My new role as wife isn't too much different now than what it was before I made Daddy an honest man. "Discussions" are fewer but tend to be more intense as we continue to learn each other. I'm trying to make sure my husband knows I love him and how proud of him I am for his accomplishments. It isn't easy as he tends to be terribly hard on himself and takes any downfall personally. His moods, depression, anger at himself and misdirection of frustration can be very trying. Being the shield between him and the children at those times really takes a toll on me, both in heart and energy. He also gets very frustrated waiting for answers about my health from my doctors, but we've found one who shares his frustration because HIS wife is going through a similar lack of diagnosis. Daddy seems to be more patient, though I do have to remind him not to take out his frustrations on the children. He really is a better parent than when we first began this journey.
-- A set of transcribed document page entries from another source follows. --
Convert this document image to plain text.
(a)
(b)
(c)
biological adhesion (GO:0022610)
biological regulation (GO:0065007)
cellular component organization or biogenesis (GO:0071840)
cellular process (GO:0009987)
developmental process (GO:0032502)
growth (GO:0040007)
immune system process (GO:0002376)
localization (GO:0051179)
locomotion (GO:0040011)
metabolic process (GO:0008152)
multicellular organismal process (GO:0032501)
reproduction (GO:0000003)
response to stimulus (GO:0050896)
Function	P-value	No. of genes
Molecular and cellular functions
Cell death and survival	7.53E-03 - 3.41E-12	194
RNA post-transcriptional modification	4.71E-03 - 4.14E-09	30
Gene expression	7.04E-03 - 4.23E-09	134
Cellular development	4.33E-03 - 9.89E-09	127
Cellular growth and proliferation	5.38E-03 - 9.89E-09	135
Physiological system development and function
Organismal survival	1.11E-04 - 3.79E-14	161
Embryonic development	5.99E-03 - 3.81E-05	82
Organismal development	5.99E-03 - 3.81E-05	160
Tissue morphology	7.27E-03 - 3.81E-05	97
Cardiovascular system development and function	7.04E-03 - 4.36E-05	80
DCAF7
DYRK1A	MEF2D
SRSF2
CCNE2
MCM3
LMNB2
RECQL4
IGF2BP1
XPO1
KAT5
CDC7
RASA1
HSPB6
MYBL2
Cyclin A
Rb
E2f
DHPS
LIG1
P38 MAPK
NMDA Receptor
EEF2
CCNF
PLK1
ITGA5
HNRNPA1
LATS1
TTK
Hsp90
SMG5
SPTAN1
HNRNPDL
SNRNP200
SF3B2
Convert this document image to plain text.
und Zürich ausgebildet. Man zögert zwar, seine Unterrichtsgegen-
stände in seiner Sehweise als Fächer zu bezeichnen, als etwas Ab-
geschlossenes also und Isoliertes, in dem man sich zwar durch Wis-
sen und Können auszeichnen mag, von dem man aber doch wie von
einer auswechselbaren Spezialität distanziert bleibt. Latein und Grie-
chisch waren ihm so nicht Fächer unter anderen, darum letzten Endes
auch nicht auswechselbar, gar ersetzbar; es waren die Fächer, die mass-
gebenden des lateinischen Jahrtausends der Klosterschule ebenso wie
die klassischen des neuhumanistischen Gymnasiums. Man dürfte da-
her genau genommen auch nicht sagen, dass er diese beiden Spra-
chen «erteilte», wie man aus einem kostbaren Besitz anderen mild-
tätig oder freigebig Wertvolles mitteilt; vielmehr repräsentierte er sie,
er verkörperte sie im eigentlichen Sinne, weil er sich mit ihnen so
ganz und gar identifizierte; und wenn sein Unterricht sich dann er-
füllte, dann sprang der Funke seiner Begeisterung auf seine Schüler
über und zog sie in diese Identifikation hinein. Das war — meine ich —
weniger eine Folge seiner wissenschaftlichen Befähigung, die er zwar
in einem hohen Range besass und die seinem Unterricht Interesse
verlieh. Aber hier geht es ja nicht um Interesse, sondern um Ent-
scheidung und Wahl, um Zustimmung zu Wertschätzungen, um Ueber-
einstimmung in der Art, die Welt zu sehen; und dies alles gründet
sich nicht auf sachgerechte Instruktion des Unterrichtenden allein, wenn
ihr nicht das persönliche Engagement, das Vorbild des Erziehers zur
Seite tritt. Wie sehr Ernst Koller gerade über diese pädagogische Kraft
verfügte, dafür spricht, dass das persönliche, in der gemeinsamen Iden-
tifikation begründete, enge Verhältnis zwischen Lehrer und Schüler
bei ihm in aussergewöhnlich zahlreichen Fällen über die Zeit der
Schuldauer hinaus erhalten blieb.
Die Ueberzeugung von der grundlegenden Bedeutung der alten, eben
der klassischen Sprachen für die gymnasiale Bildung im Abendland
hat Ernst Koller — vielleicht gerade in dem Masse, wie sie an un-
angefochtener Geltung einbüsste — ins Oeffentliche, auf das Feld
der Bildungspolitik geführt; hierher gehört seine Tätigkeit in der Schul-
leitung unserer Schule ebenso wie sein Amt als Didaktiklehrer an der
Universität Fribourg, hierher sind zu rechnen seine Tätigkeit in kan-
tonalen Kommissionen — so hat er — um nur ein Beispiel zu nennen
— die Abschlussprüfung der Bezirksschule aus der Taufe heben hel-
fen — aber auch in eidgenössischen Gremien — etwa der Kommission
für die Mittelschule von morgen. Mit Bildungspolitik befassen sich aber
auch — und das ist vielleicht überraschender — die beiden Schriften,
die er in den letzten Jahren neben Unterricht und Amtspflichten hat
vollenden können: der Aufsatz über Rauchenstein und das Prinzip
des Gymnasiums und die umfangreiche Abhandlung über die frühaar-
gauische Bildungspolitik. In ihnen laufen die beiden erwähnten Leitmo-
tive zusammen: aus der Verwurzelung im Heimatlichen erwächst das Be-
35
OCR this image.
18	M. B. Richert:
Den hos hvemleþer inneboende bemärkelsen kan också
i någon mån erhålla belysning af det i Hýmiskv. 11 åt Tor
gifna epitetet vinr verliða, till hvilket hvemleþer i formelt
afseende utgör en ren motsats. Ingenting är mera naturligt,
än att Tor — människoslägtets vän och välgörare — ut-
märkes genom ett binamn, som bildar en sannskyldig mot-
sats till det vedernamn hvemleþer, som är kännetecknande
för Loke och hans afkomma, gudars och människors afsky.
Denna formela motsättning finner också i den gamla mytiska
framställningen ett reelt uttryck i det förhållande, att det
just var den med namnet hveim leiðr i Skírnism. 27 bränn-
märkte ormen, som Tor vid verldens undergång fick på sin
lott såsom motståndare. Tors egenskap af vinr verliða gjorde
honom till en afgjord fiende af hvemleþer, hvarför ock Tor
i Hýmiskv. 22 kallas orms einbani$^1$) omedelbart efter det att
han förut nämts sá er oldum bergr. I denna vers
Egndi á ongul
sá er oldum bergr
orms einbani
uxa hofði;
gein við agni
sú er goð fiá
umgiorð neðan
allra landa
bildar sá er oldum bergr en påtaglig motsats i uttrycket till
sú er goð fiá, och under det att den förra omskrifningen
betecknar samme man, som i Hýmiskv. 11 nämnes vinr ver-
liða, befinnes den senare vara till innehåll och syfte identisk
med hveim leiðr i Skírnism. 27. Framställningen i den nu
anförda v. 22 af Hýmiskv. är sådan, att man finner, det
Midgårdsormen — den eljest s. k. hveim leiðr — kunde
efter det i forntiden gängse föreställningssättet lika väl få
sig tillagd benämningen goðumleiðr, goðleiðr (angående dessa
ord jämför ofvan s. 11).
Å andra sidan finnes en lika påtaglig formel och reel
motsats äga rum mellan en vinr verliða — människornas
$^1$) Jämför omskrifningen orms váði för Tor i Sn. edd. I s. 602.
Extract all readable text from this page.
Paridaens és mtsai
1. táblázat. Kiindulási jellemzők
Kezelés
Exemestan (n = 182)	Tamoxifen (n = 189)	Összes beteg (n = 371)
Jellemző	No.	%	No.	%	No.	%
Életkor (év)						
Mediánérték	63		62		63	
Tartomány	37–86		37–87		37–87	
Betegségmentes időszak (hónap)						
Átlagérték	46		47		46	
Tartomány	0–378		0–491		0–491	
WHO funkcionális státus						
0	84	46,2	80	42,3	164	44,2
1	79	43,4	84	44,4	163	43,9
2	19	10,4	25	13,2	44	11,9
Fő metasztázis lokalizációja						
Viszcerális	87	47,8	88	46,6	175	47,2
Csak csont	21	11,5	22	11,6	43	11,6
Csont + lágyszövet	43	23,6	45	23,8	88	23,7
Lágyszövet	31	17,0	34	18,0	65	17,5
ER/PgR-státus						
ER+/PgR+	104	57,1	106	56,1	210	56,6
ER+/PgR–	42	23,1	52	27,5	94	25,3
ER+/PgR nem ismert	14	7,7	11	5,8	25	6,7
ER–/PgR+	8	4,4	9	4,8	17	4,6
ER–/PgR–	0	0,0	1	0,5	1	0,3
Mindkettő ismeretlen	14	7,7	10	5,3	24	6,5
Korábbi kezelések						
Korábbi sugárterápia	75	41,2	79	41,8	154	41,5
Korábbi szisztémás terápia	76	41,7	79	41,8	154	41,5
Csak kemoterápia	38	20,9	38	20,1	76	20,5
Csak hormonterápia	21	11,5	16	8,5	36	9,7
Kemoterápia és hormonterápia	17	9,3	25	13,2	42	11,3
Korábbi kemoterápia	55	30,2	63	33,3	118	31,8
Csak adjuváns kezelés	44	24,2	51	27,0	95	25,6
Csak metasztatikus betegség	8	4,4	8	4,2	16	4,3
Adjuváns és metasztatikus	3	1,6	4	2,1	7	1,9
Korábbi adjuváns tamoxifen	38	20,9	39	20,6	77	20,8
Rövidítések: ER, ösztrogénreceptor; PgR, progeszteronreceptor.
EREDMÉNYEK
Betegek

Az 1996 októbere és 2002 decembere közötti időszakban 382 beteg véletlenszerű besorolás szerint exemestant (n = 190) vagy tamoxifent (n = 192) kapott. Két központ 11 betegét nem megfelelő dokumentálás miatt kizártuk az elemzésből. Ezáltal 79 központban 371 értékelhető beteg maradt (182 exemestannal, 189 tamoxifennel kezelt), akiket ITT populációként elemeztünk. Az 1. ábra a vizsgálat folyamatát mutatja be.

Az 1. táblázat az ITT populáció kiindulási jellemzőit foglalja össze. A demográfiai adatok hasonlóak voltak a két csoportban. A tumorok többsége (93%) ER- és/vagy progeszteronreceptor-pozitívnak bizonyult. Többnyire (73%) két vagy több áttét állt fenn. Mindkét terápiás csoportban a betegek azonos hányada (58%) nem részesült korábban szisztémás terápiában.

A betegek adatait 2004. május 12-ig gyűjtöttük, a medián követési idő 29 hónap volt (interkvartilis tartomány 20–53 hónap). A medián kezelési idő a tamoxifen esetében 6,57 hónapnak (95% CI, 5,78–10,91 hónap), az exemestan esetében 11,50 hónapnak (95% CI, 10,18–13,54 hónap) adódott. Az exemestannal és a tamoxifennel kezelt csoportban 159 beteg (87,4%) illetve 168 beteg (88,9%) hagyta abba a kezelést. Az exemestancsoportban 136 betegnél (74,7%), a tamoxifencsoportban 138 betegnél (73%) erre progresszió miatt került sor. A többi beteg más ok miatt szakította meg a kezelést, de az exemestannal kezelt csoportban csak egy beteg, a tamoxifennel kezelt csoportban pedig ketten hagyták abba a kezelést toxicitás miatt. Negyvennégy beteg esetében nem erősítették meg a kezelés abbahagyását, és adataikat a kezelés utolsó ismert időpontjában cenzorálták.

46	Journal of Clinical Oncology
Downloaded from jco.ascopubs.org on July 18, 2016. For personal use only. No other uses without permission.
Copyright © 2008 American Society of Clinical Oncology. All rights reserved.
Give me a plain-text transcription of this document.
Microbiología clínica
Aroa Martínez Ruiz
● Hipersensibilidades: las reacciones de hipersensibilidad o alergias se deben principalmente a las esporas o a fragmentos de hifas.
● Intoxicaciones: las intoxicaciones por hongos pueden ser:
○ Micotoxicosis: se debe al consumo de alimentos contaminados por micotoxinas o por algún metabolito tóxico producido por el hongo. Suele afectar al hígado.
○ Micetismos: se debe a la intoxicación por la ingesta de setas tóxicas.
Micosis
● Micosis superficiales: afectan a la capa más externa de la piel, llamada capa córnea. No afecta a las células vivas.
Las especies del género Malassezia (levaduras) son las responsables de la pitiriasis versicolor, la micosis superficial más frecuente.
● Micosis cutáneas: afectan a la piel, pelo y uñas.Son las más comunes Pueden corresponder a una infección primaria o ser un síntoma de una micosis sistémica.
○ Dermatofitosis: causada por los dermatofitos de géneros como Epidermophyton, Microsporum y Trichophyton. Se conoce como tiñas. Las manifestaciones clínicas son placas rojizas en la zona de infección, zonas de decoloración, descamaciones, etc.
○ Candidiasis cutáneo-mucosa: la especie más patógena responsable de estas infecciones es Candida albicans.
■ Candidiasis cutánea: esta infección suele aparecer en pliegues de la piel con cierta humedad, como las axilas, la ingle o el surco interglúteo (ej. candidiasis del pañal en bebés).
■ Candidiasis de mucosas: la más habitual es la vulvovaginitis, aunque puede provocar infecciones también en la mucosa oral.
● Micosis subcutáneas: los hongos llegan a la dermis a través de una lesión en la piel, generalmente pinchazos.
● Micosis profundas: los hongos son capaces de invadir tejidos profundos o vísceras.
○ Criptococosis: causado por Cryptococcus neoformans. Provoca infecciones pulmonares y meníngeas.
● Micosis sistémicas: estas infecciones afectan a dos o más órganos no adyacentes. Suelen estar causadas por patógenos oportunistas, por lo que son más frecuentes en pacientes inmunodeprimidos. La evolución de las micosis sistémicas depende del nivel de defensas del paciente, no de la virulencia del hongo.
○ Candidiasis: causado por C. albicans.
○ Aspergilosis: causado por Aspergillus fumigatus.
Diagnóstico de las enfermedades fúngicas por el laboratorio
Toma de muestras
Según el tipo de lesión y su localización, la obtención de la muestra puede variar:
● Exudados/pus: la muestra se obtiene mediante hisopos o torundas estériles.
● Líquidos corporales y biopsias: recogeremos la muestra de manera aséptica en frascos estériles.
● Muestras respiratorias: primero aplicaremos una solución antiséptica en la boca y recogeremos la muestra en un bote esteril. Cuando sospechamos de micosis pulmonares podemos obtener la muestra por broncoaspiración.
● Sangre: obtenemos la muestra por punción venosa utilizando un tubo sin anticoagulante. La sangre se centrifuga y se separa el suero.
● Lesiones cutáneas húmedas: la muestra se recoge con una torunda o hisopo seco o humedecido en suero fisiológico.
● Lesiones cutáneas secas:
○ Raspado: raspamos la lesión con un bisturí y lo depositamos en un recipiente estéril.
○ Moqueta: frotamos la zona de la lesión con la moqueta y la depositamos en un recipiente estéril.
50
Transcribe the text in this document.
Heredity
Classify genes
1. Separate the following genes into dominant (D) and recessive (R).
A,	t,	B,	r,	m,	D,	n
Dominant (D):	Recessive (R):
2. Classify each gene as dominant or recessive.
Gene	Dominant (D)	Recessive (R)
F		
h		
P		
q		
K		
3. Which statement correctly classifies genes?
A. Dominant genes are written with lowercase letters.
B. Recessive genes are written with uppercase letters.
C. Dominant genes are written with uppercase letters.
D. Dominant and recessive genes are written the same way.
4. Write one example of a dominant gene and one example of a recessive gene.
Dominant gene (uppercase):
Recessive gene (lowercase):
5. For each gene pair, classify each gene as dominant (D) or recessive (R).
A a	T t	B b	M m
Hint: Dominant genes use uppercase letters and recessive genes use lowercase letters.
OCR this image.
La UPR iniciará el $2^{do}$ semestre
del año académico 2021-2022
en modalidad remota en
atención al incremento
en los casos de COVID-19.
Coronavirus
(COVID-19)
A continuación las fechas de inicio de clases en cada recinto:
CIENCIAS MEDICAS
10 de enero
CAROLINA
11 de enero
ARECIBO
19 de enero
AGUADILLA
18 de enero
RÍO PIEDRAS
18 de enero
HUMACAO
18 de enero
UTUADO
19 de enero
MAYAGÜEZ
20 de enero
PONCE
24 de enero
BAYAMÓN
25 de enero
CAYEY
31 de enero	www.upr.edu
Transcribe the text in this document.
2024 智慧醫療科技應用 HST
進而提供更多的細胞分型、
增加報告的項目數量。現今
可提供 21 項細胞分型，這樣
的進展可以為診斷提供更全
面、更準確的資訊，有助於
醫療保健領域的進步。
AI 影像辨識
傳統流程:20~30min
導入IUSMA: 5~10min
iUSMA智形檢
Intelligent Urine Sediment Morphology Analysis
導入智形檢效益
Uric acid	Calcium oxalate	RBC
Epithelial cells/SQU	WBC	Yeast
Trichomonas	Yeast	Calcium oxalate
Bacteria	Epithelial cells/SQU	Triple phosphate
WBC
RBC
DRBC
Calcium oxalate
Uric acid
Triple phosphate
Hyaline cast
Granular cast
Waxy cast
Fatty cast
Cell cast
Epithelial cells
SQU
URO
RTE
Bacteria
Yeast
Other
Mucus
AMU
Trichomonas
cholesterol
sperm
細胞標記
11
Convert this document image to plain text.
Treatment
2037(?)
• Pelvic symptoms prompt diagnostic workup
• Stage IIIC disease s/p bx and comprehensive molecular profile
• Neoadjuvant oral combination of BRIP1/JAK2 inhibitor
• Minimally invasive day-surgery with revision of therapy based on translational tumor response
I have made my return to the theatre! Woo Hoo! It has been nine years since the last production I've been in. That is unless you count my continuous role of "mom" in the production called "Parenting, or How Nurturing a Parasitic Organism for 9 Months can lead to Insanity." The Roswell Community Little Theatre is producing "The Money in Uncle George's Suitcase" and I play one of his nieces who is a bit of a snob (so unlike me) who, with her con-artist husband and most of the other family members, turns into a money hungry monster. I'm having a blast in rehearsals. Last week we rehearsed the scene where I've fallen into a tub of earthworms and come running on stage screaming! Last night was the scene where I'm swallowed by the couch! Once I have my lines memorized, I'll be able to work on the dramatics more. The rest of the cast is wonderful, so many different, fun, friendly people. Our director and another lady are in The Enchanters ladies choir and asked me to join.
The Enchanters sing a'capella harmony and I have been welcomed with open arms. Excepting, perhaps, the director's daughter, I'm the youngest person there... and I'm 35! The Enchanters have been around for 30 years and several of the ladies have been there for the entire history. I love to be there watching and listening to the group harass and chide each other like old friends do. They are all of an age where they just tell it like it is but no one's feelings get hurt. My sides still hurt from laughing so much Monday night!
From on the heels of the invite from The Enchanters.... I was asked this past Sunday to join the choir at our church. When I was 18, my confirmation teacher told me that my talents were a gift from God and that it is only right to give back to God and his church. So how do you tell the church that you can't because you're too busy with other things? YOU DON'T! While I really can't take another evening rehearsal because that would be very unfair to Daddy, they did let me know that I could come to rehearse the hour before church. Since I'm already going to be there for church, being there an hour earlier is not a problem. Even better? I can bring the girls with me since they are all fledgling vocalists themselves! So that only leaves Daddy with our son to wrangle in the pew on Sundays.
Roswell, New Mexico..... I think I've found my place in the world.